Purification of methacrylic anhydride was performed in the lower section of a rectifying column according to Figure 1.

The rectifying column has twelve separation stages in the separation region (2a) and eight separation stages in the separation region (2b). This column has an inner diameter of 100 mm and was equipped with CY Sulzer structured packages (separation region 2a) and BSH 400 Montz structured packages (separation region 2b). The pressure at the bottom of the column was 35 mbar. Under stable conditions, a temperature profile of 164 Ό (bottom) to 66 ((upper end of separation region 2a) was established. The methacrylic anhydride discharge into the lateral drain (between separation regions 2a and 2b) and the evaporator bottom heating steam output was carried out under temperature control in the particular regions.

At the bottom of the rectifying column, 6 kg of sulfolane was used as the boiling oil (4). The evaporator used was a falling film evaporator.

In the side drain, methacrylic anhydride was removed with a purity of 99.7% (GC analysis).

Example 2: Purification of Acrylic Anhydride Purification of acrylic anhydride was performed as explained in example 1, in the same lower section of a rectifying column according to Figure 1. The bottom pressure of the column was 35 mbar. Under stable conditions, a temperature profile of 164 Ό (bottom) at 54 * C (upper end of separation region 2a) was established. The discharge of acrylic anhydride in the lateral drain (between separation regions 2a and 2b) and the evaporator bottom heating steam output were carried out under temperature control in the particular regions.

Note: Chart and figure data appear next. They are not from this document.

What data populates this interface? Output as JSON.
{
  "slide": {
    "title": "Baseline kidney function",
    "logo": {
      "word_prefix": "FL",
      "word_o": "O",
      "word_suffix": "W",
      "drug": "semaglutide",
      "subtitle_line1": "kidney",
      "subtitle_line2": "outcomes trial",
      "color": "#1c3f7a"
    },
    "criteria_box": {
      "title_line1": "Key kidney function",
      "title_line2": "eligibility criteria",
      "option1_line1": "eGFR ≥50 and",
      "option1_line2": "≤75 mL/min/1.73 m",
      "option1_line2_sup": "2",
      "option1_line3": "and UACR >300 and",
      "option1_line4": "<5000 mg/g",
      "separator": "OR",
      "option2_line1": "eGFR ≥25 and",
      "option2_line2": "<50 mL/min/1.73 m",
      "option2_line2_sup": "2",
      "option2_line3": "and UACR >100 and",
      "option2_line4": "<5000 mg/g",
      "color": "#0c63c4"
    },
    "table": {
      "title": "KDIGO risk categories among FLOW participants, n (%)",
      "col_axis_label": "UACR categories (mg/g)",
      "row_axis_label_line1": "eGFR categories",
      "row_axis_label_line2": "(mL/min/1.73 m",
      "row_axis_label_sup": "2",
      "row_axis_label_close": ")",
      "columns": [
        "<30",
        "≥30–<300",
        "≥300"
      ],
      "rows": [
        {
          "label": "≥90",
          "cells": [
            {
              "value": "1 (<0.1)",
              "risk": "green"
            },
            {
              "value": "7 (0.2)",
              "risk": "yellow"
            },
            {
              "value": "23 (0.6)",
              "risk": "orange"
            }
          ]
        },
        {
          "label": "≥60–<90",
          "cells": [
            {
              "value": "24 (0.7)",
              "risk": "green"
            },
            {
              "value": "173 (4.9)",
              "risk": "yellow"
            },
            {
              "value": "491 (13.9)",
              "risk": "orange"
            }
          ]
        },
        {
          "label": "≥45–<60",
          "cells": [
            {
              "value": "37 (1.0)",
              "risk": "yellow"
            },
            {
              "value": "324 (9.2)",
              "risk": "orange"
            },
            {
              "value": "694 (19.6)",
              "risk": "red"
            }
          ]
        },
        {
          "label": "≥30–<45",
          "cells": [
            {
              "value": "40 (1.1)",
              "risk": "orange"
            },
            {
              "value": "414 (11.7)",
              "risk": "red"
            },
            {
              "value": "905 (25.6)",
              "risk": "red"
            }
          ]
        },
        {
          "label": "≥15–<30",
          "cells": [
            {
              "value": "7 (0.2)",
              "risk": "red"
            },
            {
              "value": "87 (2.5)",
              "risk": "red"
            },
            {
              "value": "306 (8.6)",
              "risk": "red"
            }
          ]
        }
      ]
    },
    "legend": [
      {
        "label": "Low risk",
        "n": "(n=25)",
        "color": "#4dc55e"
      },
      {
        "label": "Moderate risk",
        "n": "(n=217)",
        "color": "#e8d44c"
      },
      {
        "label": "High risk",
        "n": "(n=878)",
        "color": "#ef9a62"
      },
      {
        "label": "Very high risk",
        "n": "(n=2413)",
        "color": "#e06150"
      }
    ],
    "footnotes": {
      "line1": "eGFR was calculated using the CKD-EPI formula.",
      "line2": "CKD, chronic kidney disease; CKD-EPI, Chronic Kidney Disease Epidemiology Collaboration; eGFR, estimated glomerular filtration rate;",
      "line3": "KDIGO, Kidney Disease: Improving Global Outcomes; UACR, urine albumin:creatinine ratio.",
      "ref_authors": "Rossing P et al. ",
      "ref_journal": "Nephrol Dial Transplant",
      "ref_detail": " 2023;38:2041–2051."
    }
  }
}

At the bottom of the rectifying column, 6 kg of sulfolane was used as boiling oil (4). The evaporator used was a falling film evaporator.

In the lateral drain, acrylic anhydride was removed with a purity of 99.7% (GC analysis).

Claims (8)

Process for distilling purely polymerizable compounds, comprising distilling a crude monomer, wherein a boiling oil having a boiling point at 1013 mbar of 150 to 400 ° C is disposed at the bottom of a rectifying column, and no more than 10% of said boiling oil, based on the polymerizable compounds, are discharged, said boiling oil remaining at the bottom of said rectifying column and may be recycled without further purification. Process according to Claim 1, characterized in that the boiling point of the boiling oil at 1013 mbar is 200 to 300Ό. Process according to Claim 1 or 2, characterized in that said boiling oil is at least one selected from the group consisting of unbranched paraffin having from 12 to 20 carbon atoms, an aromatic compound such as difylates, alkyl substituted phenol. Process according to Claim 3, characterized in that said boiling oil is an aromatic compound, and said aromatic compound is difficult. Process according to any one of claims 1 to 4, characterized in that said boiling oil is selected from the group consisting of 2,6-di-tert-butylphenol, sulfolane and diphile. Process according to any one of claims 1 to 5, characterized in that said boiling oil is sulfolane. Process according to any one of claims 1 to 6, characterized in that said boiling oil is at least one selected from the group consisting of a naphthalene compound and a sulfolane. Use of a long-term, inert, high-boiling thermally stable substance as defined in any one of claims 1 to 7, characterized in that it is like a boiling oil at the bottom of a rectifying column for distillative purification of polymerizable compounds.